A Transpetro, em particular, emergiu como um gigante em uma disputa acirrada no evento. Enquanto nomes como Alelo e Banco do Brasil também conquistaram dois troféus de vencedores e a Afya obteve um primeiro lugar e dois segundos, o diferencial da Transpetro foi o conjunto de sua obra.
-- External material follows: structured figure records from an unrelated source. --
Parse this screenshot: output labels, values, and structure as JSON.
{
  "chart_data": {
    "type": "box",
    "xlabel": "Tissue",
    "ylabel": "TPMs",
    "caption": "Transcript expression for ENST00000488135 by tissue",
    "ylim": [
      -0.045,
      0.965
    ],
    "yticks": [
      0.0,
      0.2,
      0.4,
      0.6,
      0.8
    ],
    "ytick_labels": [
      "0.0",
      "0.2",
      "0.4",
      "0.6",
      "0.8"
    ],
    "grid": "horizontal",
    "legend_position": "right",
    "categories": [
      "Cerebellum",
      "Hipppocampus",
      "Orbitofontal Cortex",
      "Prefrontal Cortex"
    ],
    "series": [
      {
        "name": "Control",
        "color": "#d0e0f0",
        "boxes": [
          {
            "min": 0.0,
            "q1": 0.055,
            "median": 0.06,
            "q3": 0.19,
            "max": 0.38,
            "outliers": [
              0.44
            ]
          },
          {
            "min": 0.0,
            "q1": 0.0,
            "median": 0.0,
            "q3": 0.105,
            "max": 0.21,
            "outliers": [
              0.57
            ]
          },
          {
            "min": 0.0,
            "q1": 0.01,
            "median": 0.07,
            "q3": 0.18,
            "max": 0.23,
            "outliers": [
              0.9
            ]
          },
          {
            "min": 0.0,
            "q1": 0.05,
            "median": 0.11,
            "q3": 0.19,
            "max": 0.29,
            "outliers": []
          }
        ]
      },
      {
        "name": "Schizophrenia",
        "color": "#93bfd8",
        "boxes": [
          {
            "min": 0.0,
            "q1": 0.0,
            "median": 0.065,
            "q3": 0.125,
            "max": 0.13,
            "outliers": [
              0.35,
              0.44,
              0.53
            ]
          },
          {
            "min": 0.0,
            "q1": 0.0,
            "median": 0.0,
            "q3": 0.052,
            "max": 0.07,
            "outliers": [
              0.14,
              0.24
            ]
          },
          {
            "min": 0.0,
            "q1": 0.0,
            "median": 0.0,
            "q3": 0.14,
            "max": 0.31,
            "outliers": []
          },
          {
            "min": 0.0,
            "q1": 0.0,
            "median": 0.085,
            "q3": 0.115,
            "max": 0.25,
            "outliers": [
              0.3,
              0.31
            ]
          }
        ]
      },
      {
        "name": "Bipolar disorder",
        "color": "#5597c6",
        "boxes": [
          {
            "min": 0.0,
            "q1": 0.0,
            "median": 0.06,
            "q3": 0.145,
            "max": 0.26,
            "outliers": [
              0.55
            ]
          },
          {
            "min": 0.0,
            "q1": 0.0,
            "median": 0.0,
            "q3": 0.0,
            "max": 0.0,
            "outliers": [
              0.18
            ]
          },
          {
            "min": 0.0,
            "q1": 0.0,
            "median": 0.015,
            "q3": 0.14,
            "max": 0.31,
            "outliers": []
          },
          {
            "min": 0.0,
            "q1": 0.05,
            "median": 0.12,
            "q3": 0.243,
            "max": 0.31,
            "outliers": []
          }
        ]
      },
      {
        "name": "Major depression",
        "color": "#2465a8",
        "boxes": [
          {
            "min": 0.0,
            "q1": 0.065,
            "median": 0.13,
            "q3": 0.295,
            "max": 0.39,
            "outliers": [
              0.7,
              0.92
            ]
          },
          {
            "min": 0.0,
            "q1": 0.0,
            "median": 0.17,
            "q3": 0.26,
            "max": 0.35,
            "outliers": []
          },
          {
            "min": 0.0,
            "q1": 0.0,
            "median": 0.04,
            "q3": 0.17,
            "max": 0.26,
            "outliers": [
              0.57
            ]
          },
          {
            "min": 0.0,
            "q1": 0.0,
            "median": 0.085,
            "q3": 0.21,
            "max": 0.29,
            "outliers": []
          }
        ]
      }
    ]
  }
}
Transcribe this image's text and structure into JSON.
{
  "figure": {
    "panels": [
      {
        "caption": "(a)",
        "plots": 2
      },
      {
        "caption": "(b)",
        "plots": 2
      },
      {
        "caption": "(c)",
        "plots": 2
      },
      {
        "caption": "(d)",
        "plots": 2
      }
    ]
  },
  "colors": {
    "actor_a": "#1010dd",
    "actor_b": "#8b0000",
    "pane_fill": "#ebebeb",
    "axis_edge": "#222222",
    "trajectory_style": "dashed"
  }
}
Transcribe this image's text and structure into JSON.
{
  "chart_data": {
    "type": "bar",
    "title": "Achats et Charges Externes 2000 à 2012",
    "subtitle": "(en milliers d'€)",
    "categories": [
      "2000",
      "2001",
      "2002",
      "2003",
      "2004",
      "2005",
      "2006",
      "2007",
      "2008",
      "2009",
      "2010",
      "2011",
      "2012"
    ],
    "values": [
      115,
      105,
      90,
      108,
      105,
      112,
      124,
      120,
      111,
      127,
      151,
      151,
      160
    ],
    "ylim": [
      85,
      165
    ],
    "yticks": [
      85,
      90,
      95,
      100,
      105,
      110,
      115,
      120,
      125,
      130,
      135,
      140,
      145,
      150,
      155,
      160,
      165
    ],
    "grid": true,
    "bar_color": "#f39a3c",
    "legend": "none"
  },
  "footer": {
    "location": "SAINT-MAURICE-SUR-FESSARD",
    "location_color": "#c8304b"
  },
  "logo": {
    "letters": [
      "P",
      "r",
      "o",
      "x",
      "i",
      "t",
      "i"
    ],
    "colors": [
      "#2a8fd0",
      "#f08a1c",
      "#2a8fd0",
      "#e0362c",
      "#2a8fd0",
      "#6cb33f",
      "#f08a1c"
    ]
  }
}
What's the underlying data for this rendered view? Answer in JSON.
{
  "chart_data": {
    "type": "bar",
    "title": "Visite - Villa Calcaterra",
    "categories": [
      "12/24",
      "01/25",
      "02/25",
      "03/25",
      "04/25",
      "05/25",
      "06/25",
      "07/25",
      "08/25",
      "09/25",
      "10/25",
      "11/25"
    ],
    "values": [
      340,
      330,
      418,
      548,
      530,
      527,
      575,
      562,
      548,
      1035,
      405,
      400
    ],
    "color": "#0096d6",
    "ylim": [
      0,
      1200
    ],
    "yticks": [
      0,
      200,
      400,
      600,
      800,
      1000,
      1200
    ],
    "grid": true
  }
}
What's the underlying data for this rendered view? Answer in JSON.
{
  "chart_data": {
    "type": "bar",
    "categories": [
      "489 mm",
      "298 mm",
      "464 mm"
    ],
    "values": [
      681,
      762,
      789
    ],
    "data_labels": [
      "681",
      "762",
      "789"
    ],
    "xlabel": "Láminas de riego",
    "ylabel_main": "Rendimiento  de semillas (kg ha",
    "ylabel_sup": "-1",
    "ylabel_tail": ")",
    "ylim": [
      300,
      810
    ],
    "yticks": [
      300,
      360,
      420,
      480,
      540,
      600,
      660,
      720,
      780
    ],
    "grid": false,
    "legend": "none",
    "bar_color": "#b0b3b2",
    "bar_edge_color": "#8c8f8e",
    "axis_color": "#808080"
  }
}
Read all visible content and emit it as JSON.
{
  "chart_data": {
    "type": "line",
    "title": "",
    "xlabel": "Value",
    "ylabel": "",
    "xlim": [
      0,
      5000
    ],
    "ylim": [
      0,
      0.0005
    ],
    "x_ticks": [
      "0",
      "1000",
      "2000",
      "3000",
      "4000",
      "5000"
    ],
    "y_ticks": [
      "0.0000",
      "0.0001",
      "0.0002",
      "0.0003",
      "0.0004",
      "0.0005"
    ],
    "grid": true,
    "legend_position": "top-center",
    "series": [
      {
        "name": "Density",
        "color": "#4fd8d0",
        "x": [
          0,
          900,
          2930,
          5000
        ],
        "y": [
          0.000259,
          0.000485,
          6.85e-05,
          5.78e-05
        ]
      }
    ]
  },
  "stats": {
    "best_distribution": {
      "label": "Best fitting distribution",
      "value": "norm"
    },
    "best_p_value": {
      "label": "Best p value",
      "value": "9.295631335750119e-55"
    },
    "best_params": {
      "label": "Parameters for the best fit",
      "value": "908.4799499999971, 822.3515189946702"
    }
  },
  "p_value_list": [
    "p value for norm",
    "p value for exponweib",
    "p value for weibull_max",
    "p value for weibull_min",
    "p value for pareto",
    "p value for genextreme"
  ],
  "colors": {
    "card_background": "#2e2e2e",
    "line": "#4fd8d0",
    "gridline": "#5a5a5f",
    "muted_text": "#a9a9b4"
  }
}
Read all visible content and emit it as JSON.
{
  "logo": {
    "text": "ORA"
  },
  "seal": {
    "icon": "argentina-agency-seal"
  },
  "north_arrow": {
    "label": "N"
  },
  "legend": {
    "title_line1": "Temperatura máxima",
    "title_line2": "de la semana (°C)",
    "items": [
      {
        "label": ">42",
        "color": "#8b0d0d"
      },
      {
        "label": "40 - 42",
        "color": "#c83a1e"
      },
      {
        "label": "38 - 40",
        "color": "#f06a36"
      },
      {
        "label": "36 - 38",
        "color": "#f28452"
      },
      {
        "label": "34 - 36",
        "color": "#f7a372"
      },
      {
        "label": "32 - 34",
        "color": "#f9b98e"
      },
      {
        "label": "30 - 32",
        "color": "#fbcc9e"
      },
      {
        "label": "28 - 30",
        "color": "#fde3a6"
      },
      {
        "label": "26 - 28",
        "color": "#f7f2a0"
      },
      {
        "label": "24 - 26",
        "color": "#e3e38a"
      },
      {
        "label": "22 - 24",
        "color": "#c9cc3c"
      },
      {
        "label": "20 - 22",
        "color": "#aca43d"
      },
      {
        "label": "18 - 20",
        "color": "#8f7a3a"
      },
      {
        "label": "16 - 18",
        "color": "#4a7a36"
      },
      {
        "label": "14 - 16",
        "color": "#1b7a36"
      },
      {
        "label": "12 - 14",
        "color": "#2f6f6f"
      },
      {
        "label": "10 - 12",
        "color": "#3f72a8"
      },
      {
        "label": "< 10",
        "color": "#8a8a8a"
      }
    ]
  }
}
Com um total de 12 reconhecimentos, abrangendo não apenas os prêmios de vencedores, mas também as menções de destaque, a companhia evidenciou sua força em diversas frentes cruciais para a gestão de pessoas. Esses resultados reforçaram a liderança da empresa no cenário de inovação.
Melhor RH Innovation: Transpetro e Cia de Estágios Lideram
As áreas de destaque da Transpetro incluíram Employee Experience, Tecnologia, Desenvolvimento de Lideranças, KPIs de Efetividade, Serviços de RH, Futuro do Trabalho e, naturalmente, Inovação. Essa presença multifacetada e consistente em variadas dimensões da gestão de pessoas foi o que, mais uma vez, posicionou a Transpetro no topo do placar do Melhor RH Innovation. O que se observa é uma agenda de inovação que, em vez de buscar apenas o novo, foca na sustentação e expansão de práticas já comprovadamente eficazes.
Juliana Horta, gerente executiva de RH da Transpetro, salientou que a maturidade do conjunto de projetos é o que realmente impressiona, mais do que a novidade isolada de cada um. Para Horta, a Transpetro não apenas aprimora o que já funciona ou lança novas iniciativas; a empresa tem solidificado uma cultura de gestão de pessoas onde inovar é uma escolha diária, uma decisão que permeia a cultura e molda a experiência dos indivíduos. Ela enfatiza que a inovação deve estar presente nas grandes estratégias e nas pequenas melhorias cotidianas, mantendo sempre as pessoas no centro das decisões.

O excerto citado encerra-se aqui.